Even if most people’s skin might be fine with certain habits, there’s always a chance that your skin will react differently and have unique demands. Try to make small changes to keep unwanted substances off of your face such as finding other ways to occupy your hands to keep them away from your face, washing your face after rinsing conditioner out of your hair, and using a separate clean towel or even a paper towel to dry your face, instead of the one that you use on your hair.
Prioritize a simple skin care routine of a gentle cleanser, non comedogenic moisturizer, and a sunscreen that works for your skin during the day, that you can follow even when you are busy. Pay attention to your skin and add new products one at a time to be sure they aren’t causing acne.

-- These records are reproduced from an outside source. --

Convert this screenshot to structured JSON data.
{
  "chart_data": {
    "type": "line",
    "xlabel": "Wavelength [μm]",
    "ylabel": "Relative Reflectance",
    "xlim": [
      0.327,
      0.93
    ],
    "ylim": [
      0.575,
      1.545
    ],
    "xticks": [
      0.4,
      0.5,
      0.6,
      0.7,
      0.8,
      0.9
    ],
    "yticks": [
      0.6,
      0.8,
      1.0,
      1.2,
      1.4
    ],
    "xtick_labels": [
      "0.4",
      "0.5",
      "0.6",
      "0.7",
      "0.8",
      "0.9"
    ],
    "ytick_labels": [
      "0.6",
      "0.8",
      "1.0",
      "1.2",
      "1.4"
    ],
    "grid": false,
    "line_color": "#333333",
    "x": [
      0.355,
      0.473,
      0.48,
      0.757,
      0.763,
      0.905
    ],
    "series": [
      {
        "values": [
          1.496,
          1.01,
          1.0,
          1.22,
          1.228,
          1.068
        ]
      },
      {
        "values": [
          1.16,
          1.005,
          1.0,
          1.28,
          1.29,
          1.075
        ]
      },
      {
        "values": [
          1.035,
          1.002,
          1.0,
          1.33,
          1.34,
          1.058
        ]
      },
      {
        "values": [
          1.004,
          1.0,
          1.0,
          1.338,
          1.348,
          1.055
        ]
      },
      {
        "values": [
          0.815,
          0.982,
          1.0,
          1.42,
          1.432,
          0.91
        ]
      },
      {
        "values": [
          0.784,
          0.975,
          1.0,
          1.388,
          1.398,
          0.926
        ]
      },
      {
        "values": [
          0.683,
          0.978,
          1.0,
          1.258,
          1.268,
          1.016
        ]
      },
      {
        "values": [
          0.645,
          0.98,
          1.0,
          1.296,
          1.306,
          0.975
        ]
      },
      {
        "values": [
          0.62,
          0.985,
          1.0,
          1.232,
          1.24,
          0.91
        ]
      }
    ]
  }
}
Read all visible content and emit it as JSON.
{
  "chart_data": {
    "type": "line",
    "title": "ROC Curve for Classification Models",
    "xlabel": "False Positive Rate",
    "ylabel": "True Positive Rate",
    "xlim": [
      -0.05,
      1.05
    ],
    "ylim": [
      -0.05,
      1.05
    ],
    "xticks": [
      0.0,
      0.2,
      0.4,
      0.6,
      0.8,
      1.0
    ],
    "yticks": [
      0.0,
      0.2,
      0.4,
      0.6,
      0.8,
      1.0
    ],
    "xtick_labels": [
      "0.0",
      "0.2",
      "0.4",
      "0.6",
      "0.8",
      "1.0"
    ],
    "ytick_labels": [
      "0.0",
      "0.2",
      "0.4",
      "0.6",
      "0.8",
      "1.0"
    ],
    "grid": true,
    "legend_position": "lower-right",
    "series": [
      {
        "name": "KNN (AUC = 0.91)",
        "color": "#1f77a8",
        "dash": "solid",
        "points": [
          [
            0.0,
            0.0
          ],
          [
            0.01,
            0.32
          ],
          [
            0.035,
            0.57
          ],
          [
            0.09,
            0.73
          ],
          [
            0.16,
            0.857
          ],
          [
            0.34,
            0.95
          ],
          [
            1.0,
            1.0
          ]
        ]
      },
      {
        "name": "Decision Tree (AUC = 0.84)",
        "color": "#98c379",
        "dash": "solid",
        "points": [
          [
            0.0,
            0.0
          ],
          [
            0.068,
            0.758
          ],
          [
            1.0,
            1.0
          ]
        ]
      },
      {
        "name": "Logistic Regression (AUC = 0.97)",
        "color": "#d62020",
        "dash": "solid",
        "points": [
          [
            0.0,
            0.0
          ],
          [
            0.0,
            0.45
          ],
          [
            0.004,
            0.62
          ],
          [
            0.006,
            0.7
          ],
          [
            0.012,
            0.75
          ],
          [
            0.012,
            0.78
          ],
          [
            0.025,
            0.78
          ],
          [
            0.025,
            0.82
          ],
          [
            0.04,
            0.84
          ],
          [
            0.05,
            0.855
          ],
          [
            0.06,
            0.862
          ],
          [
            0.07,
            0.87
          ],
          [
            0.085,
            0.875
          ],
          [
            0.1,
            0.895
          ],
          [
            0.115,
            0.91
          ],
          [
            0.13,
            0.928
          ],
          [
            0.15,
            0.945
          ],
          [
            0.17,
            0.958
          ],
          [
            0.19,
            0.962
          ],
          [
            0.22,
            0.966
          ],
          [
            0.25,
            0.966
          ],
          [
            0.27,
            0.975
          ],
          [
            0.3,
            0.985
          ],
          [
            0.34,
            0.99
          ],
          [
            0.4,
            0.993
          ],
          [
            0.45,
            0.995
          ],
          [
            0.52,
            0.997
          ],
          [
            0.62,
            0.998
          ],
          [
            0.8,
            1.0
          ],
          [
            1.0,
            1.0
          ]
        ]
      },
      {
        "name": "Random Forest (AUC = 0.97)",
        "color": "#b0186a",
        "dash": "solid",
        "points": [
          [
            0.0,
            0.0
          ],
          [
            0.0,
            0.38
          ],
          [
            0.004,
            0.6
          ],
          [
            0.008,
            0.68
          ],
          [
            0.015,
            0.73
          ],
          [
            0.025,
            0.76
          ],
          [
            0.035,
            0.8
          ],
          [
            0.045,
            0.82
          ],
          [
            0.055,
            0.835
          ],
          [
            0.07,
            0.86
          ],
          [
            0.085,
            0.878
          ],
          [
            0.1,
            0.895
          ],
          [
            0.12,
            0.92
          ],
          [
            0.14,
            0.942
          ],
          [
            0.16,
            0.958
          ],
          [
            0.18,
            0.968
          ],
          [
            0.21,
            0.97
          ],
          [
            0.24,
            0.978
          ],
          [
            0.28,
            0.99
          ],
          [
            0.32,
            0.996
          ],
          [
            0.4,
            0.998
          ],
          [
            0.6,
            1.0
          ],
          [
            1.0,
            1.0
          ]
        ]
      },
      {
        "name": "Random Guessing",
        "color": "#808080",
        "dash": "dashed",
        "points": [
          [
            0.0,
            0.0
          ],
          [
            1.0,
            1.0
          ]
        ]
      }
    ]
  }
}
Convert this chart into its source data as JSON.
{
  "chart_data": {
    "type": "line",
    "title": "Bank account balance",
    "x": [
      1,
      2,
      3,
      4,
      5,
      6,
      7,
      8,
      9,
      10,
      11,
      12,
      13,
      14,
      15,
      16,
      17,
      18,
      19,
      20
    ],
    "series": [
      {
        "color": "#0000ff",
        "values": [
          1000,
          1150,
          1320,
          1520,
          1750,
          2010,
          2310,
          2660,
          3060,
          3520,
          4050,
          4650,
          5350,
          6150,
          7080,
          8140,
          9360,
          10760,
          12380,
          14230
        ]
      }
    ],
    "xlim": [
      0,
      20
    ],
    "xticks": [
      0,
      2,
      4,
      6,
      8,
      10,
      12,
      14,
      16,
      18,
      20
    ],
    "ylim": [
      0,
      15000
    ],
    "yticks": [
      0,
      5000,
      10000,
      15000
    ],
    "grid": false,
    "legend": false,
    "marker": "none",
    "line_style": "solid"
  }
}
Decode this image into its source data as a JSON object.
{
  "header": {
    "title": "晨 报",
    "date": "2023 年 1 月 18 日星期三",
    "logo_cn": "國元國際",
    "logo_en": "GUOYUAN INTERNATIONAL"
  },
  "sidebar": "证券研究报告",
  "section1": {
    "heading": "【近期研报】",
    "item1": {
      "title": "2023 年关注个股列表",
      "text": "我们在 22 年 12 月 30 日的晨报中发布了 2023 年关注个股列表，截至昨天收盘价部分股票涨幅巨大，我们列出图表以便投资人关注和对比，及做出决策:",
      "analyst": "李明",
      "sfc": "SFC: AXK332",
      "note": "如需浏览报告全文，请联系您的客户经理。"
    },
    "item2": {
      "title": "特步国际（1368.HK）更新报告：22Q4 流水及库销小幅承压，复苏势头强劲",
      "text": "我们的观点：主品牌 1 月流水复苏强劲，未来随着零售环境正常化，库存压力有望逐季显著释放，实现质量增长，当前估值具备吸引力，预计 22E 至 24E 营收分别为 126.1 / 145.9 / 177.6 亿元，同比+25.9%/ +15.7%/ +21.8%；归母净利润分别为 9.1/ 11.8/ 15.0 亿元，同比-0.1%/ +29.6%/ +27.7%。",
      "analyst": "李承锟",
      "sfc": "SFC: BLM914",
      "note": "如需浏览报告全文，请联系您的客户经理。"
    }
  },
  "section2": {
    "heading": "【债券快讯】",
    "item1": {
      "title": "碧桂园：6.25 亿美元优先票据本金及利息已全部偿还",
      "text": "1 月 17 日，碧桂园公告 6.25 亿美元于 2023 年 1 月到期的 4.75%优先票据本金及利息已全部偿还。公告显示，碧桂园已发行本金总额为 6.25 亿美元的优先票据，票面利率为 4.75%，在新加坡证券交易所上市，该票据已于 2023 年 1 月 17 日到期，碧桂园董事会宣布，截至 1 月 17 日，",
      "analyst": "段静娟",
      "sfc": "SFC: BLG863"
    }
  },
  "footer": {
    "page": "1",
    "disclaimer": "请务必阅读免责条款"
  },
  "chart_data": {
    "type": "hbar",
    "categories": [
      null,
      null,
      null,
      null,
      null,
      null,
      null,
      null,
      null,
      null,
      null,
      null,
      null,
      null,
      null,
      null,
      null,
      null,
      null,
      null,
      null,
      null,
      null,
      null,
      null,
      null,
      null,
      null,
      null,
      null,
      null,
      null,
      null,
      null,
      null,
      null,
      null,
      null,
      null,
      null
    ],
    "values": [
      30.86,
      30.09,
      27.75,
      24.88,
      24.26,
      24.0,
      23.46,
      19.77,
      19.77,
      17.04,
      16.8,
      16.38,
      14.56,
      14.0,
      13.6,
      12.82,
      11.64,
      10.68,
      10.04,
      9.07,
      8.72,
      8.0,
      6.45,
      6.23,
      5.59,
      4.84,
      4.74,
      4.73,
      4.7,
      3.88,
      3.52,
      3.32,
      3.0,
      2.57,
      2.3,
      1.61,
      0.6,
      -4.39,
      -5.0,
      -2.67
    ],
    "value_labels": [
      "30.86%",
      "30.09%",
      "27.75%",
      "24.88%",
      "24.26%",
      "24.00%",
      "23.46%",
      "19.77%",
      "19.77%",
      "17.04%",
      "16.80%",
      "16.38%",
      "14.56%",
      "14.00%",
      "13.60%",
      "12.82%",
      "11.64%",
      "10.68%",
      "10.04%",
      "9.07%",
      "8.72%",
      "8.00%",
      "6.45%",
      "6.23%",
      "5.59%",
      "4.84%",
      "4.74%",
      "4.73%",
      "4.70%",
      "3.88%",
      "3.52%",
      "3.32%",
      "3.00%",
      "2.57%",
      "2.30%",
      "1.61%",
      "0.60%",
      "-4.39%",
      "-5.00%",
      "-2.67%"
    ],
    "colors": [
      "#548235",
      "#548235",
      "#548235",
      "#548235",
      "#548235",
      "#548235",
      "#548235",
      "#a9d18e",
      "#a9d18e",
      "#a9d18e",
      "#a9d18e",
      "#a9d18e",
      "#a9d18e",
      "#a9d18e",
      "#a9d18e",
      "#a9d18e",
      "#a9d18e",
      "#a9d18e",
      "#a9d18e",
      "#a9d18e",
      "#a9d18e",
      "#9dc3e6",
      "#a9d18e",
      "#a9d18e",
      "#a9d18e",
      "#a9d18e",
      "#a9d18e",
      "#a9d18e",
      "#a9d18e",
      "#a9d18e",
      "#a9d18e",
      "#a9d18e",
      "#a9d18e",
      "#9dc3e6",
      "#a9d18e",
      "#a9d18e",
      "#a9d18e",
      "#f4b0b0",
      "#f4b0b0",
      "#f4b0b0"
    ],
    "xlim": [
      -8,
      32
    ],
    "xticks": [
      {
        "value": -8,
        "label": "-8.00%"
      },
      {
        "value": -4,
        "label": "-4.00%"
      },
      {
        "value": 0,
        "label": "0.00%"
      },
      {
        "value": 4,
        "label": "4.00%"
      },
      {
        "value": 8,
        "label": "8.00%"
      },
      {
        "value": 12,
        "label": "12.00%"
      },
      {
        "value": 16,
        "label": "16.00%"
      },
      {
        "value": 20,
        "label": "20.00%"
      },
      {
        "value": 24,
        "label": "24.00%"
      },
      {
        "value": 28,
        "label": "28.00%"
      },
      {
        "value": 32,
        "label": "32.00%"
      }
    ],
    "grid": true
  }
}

If you are experiencing acne around the mouth and chin, it is important to identify the underlying cause in order to develop an effective treatment plan. The importance of speaking to a dermatologist cannot be overemphasized. A dermatologist can help to determine the cause of your acne and recommend appropriate treatments, such as topical or oral medications, lifestyle changes, or other interventions. With the right information and care, you can minimize the occurrence of acne around the mouth and chin and feel more comfortable
Acne around the mouth can be a frustrating problem to deal with, but with the right approach, it is possible to manage and prevent it.